MobileRead Forums - View Single Post

eureka · 01-08-2012, 09:34 AM

Quote:

Originally Posted by ixtab

... don't import anything yet, until we have cleared the UTF-8 issue

I did some further testing, and these are the results:

- to change a resource on transifex from PROPERTIES to MOZILLAPROPERTIES, (it seems like ) it has to be removed and re-created. Removing a resource loses all associated translations, so we MUST make a backup of everything first.
- as expected, Java does not support UTF-8 properties out-of-the-box, but it should be possible to integrate this into the tool.

So, if we want to go for this, the workflow would be:
1. update the tool to assume everything is UTF-8. (ixtab) [this would not affect the extract part, but only the compile part -- or am I wrong?]
2. once the tool is ready, make a backup of current translation state, wipe all resources, upload result of extraction as new MOZILLAPROPERTIES resources, convert existing translations, re-upload existing translations. (eureka)

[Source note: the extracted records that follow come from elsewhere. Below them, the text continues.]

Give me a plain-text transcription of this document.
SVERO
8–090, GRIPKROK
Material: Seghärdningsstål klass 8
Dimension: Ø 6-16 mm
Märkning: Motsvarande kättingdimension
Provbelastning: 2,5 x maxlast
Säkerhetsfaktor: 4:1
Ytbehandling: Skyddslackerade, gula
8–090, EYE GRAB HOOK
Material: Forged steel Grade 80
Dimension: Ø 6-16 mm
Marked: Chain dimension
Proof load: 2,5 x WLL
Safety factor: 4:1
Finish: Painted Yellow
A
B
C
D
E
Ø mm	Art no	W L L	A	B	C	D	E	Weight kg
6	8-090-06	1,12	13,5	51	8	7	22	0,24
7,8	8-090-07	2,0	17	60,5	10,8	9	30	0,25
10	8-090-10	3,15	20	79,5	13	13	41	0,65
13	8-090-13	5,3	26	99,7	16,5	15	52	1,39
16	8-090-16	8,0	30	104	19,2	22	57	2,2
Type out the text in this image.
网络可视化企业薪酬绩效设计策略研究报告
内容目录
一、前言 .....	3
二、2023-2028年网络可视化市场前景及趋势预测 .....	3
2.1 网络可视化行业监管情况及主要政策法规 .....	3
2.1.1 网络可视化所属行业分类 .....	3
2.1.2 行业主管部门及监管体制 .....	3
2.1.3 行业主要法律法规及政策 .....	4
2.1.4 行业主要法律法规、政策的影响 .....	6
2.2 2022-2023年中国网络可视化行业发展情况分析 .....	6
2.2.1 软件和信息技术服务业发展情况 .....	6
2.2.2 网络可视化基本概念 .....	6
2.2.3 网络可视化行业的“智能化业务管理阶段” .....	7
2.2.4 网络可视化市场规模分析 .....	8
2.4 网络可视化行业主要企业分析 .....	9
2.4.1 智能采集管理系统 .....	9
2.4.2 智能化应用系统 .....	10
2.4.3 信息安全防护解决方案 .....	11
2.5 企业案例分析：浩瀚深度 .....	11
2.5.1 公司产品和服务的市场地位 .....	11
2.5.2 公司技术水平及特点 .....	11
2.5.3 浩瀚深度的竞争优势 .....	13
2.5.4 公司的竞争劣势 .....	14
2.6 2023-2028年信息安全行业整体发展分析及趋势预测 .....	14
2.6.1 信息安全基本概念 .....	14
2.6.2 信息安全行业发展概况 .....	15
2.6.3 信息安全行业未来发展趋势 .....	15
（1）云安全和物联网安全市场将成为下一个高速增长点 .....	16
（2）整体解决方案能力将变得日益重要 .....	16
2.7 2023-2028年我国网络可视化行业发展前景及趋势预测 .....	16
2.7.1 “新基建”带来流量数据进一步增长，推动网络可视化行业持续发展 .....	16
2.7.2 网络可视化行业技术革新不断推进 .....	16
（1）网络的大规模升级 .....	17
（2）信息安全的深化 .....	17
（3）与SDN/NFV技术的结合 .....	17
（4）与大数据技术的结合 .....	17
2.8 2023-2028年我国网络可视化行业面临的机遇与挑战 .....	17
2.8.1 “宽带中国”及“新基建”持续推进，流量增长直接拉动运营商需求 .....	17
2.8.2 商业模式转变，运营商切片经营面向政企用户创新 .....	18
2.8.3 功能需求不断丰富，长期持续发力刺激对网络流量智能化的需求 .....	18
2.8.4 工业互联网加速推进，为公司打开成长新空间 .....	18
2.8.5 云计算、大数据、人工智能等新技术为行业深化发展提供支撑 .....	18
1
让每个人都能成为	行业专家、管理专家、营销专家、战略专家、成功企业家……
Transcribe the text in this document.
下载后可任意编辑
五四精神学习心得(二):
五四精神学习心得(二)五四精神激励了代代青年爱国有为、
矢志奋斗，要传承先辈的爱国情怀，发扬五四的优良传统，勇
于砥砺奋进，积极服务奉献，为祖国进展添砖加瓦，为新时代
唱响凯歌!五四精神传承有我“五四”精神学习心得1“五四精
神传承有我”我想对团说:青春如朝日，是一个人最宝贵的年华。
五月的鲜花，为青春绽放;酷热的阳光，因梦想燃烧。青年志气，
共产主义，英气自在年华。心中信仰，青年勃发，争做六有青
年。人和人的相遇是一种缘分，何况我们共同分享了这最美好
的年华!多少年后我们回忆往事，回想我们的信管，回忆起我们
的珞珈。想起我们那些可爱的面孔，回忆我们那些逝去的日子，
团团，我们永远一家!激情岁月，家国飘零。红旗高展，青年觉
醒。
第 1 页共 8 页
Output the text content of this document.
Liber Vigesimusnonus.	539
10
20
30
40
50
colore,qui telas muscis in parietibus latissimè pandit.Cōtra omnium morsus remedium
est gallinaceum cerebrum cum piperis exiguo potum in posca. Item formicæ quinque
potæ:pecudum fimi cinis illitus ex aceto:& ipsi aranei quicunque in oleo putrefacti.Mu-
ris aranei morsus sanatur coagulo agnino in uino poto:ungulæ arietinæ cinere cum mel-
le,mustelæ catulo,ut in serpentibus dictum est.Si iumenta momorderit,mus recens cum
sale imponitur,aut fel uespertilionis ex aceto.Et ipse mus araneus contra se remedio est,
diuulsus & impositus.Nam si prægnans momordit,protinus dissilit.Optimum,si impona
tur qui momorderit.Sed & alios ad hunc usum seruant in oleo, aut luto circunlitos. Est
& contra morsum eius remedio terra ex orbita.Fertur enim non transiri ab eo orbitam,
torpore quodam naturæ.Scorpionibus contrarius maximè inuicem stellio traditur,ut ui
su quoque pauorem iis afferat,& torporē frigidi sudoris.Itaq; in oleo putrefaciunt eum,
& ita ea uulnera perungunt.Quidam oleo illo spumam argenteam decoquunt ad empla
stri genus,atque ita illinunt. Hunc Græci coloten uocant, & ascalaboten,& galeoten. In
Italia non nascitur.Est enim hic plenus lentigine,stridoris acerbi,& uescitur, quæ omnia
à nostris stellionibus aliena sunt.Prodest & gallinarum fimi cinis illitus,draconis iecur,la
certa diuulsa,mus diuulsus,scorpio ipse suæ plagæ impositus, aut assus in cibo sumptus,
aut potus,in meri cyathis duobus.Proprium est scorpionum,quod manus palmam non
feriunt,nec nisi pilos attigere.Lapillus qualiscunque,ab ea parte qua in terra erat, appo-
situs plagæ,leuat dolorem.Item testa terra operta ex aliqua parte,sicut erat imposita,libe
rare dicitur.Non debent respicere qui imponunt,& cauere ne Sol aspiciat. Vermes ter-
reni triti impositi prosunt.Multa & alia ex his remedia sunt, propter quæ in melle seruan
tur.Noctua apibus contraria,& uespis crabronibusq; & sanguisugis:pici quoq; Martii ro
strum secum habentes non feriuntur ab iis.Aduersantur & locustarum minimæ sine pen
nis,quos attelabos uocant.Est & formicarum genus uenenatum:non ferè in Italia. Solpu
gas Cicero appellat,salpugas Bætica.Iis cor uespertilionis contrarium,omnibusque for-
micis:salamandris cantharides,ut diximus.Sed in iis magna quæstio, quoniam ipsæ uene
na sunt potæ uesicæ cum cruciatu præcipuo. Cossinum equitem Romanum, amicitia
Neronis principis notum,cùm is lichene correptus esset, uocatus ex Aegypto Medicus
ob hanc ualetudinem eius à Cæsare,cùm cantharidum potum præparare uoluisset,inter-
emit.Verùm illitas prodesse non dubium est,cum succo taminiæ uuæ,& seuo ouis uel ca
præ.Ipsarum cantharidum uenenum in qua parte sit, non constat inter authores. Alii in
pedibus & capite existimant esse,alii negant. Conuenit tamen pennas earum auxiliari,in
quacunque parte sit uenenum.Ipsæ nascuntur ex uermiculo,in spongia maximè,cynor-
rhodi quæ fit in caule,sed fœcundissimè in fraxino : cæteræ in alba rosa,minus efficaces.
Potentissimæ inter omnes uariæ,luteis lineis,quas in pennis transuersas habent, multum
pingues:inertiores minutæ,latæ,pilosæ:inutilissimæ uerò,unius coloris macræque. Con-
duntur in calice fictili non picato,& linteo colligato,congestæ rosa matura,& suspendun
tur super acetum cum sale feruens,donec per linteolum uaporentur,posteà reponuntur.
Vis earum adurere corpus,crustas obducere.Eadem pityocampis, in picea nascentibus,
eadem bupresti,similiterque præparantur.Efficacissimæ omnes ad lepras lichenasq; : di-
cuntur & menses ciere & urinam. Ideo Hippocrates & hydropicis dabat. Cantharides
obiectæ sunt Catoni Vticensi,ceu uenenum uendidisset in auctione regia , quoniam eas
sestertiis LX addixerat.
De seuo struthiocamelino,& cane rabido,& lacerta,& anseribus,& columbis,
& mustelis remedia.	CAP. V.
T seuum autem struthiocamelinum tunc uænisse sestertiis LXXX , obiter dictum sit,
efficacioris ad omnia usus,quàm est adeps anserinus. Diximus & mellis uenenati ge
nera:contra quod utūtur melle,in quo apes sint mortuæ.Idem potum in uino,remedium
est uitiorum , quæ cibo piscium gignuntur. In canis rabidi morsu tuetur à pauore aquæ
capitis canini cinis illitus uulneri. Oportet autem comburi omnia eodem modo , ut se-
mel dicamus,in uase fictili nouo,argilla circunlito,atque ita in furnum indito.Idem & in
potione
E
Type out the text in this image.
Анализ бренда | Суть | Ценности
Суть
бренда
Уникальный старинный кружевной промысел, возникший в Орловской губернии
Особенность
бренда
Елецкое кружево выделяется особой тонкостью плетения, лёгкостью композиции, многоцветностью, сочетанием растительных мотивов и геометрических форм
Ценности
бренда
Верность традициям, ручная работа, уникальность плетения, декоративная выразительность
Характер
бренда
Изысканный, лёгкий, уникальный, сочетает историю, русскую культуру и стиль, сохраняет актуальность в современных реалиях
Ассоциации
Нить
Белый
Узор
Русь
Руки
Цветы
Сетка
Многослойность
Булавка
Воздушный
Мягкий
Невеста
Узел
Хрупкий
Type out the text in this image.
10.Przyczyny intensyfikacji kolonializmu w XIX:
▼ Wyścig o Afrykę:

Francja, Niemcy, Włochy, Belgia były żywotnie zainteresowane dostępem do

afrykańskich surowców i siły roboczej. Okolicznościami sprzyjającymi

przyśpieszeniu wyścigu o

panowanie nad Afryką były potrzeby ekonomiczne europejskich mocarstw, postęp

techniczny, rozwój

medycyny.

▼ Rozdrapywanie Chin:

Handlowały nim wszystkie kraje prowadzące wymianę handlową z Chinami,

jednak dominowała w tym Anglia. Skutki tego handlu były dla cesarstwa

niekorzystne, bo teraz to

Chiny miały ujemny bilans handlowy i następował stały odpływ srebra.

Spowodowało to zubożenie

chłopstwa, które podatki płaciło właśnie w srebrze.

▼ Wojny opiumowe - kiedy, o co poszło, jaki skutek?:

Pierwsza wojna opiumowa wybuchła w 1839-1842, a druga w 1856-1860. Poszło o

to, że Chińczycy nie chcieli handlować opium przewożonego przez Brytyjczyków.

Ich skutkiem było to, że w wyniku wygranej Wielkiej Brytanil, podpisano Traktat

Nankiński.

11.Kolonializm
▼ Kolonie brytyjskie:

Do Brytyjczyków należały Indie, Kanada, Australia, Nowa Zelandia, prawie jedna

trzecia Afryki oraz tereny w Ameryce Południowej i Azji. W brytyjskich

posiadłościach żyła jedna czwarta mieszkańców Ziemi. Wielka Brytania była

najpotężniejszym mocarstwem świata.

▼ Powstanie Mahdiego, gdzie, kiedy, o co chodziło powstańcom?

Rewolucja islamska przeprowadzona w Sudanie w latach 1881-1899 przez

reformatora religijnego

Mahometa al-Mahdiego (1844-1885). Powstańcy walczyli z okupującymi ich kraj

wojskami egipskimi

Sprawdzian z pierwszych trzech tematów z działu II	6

Is this correct, and should we go for it? I have "assigned" 2. to you, but I'm fine to help with the conversion part (i.e., to write some kind of tool to convert a .properties file from PROPERTIES to MOZILLAPROPERTIES format, aka from ISO-8859-1 to UTF-8).

Let me know...

OK, good plan. I'm fine with assigned task and converting from Uncode escaped sequences to UTF-8 looks not so hard with Python, so I'll do it.

It would be better if extract part will also produce UTF-8 output. While practically it is superfluous (as only en_US resources will be taken from extract result and these resources are the same in ISO-8859-1 and UTF-8 variants), it will be more consistent and more error-prone in case of my (or someone else's) error, if localized resource will leak from extract result to Git repo and further to Transifex.